Postes ultra-sensibles

Ce risque de nominations partisanes inquiète l’Union syndicale des magistrats (USM, majoritaire). « Le politique a toujours voulu que la justice ne soit pas un pouvoir », rappelle Ludovic Friat, le président de l’USM, qui réclame de longue date des garanties statutaires pour le parquet. Même peur au Syndicat de la magistrature (SM), où Judith Allenbach, membre du bureau, pointe la « latitude » laissée au pouvoir exécutif « de se défaire des procureurs qui ne seraient pas dans la ligne », notamment dans les « juridictions se trouvant sur des territoires fréquemment confrontés à des mouvements de protestations et de manifestations ».

Les postes ultra-sensibles (procureur de Paris, procureur national antiterroriste, procureur national financier…) font évidemment partie du lot. Qui viendrait requérir fin septembre au procès de Marine Le Pen et des assistants parlementaires du RN, et avec quelles instructions ? De quelle autonomie bénéficierait encore le parquet ? Même question pour des alliés de l’extrême droite comme Vincent Bolloré, qui est menacé d’un procès pour une affaire de corruption électorale au Togo et en Guinée.

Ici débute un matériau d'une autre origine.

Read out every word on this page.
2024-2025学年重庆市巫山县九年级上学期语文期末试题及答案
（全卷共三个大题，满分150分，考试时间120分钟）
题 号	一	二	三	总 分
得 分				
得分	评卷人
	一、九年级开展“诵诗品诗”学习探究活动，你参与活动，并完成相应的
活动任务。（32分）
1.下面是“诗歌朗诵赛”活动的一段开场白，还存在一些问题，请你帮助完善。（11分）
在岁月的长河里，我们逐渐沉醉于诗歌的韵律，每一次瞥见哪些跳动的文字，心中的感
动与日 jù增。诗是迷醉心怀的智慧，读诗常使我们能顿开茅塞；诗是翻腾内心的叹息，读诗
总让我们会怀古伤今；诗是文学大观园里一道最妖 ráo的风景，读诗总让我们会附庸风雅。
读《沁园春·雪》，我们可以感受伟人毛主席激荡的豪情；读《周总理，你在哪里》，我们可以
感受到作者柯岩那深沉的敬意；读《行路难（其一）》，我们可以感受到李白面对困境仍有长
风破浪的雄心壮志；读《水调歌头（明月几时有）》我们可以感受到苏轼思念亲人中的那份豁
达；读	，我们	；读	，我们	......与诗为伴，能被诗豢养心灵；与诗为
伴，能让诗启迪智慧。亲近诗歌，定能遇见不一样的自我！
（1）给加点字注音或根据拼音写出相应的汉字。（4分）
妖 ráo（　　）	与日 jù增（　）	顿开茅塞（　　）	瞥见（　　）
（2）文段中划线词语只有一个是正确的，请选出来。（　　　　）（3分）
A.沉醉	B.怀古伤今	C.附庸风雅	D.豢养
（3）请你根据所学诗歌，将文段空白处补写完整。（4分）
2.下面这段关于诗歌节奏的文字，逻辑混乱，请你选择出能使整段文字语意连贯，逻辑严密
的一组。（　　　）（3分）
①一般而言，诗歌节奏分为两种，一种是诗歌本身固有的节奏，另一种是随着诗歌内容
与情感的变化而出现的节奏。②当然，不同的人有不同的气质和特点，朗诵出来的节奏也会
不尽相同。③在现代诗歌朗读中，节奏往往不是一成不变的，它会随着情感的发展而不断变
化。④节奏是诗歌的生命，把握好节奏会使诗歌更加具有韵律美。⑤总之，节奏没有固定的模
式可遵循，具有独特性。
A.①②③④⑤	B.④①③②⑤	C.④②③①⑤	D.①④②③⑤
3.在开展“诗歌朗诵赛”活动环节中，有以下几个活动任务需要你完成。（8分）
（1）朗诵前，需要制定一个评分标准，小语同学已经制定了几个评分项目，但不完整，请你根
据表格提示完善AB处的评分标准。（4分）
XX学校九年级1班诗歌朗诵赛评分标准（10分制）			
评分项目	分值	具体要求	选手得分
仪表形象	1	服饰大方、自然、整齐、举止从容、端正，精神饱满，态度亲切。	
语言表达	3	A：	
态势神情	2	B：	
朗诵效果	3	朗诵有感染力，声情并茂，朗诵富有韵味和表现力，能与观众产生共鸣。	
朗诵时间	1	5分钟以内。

Quant au ministère de la justice, l’urgence est déjà là. « Les postes de directeur des services judiciaires et de sous-directrice de la magistrature sont actuellement à pourvoir », avertit une personnalité du sérail. « Un nouveau garde des Sceaux pourrait les choisir dès la semaine prochaine, tout en se constituant un cabinet à sa main. Quant aux autres postes d’administration centrale, qui sont à la discrétion du gouvernement, on peut imaginer que la directrice des affaires criminelles et des grâces va sauter. Les nominations des directeurs d’administration au Conseil des ministres pourront difficilement être contestées par le président de la République. »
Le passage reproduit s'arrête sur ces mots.